PAS Staining of Fresh Frozen or Paraffin Embedded Human Kidney Tissue
Elizabeth Neumann, Carrie Romer, Jamie Allen, Jeff Spraggins, Maya Brewer, Mark De Caestecker, Angela R.S. Kruse, Jennifer Harvey
Abstract
Scope:
The PAS stain is used to demonstrate polysaccharides such as glycogen, and mucosubstances such as glycoproteins, glycolipids and mucins in tissues. It is used as a replacement for the H&E in kidney pathology.
Expected Outcome:
Intermyofibrillar Network…………………………..Pink to Rose
Glycogen………………………………………………….…..Pink to Rose
Myofibrils……………………………………………………..Unstained
Type I fibers………………………………………………….Lighter
Type II fibers…………………………………………………Darker
Blood Vessel walls & connective tissue…..Faintly Stained
Before start
Allow PAS reagents to come to room temperature for ~30 minutes.
Steps
Start with FFPE here:
Allow PAS “kit” to come to room temperature on the bench.
For paraffin sections, deparaffinize in xylene, two changes, 0h 3m 0s each.
Hydrate through graded alcohols, 0h 1m 0s each:
100%, 100%, 95%, 70%, water
Rinse well in distilled water by holding finger over slides, pouring water into sink and adding water. Do this 5 times.
Start Frozen samples here:
Remove frozen slides from freezer and let equilibrate to room temperature, and then place in 10% Formalin for 0h 5m 0s . Proceed to step 7.
If staining is performed following MALDI analysis and samples have matrix on them, remove matrix in 90% ethanol (~2-3 min or until matrix is gone) 0h 3m 0s then in 70% ethanol for 0h 3m 0s . Proceed to step 7.
Rinse with distilled water (follow Step 4).
Place in 0.5% Periodic acid for 0h 10m 0s (to oxidize).
Rinse well in distilled water (follow Step 4).
Pour Schiff’s reagent into Coplin jar containing slides. Allow to sit 15-30 minutes at room temperature (kidney samples ~30 minutes).
Rinse in running warm (~40 °C) distilled or tap water (follow Step 4).
The tissue should appear pink after rinsing with warm water.
Place slides in movable gray slide holder.
Counterstain in Hematoxylin (staining line) for 0h 1m 0s .
Rinse well in distilled water, starting with blue container next to hematoxylin (follow Step 4).
Quickly dip slides into “Bluing” agent (0.5% ammonium hydroxide).
Rinse 1 minute in distilled water until pink color is visible (follow Step 4).
Dehydrate through graded alcohols, 10 short dips in each:
95%, 95%, 100%, 100%
If the last 100% ethanol rinse is colored by residual stain, additional washing in new 100% ethanol solution should be performed.

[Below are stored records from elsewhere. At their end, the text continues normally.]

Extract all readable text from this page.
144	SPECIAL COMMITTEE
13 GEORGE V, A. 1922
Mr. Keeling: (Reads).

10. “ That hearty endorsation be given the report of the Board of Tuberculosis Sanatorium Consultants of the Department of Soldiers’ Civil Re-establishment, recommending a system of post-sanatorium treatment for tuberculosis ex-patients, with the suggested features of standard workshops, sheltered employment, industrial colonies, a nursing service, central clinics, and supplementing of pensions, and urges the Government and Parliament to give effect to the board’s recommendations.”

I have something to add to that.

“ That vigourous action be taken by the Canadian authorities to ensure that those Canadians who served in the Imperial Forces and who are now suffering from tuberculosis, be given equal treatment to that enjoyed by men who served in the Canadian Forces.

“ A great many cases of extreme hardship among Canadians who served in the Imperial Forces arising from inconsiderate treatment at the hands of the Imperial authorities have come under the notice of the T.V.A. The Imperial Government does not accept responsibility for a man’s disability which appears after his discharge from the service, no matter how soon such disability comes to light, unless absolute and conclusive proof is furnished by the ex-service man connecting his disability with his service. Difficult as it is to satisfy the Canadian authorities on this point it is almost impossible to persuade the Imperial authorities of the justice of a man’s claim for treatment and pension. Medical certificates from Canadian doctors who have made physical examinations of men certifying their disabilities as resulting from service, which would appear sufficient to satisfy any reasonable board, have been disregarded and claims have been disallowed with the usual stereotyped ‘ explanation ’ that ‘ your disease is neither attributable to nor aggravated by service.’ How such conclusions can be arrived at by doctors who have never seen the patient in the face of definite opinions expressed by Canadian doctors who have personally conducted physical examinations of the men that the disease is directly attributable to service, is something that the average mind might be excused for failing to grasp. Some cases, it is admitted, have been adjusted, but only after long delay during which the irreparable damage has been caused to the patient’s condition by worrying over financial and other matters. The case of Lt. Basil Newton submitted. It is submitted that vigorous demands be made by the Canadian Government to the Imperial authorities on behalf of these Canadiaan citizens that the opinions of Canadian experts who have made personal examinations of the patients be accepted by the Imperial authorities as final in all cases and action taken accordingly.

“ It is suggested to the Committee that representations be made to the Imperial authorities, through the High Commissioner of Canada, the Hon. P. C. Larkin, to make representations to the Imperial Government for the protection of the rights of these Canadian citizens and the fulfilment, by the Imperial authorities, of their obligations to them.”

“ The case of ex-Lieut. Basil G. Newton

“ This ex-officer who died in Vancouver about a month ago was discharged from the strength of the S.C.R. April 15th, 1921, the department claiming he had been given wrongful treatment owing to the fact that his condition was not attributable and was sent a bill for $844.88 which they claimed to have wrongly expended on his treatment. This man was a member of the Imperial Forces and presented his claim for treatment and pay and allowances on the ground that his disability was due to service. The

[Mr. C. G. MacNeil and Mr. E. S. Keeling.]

Fix in 2 rounds of xylenes, 0h 1m 0s each (in the hood).
Coverslip slides:
- Place coverslip on paper towel
- Add 2-3 drops of cytoseal to edge (depending on size)
- Dip slide into xylenes, take out and roll the xylene lengthwise on slide
- Line up slide and cover slip and slowly place the slide on the coverslip
- If needed, use dissecting tool to remove bubbles
Image slides using a Leica brightfield scanner, AxioScan Z1 slide scanner (or equivalent) at 20x (~1 µm spatial resolution) and save as .tiff or .jpg file.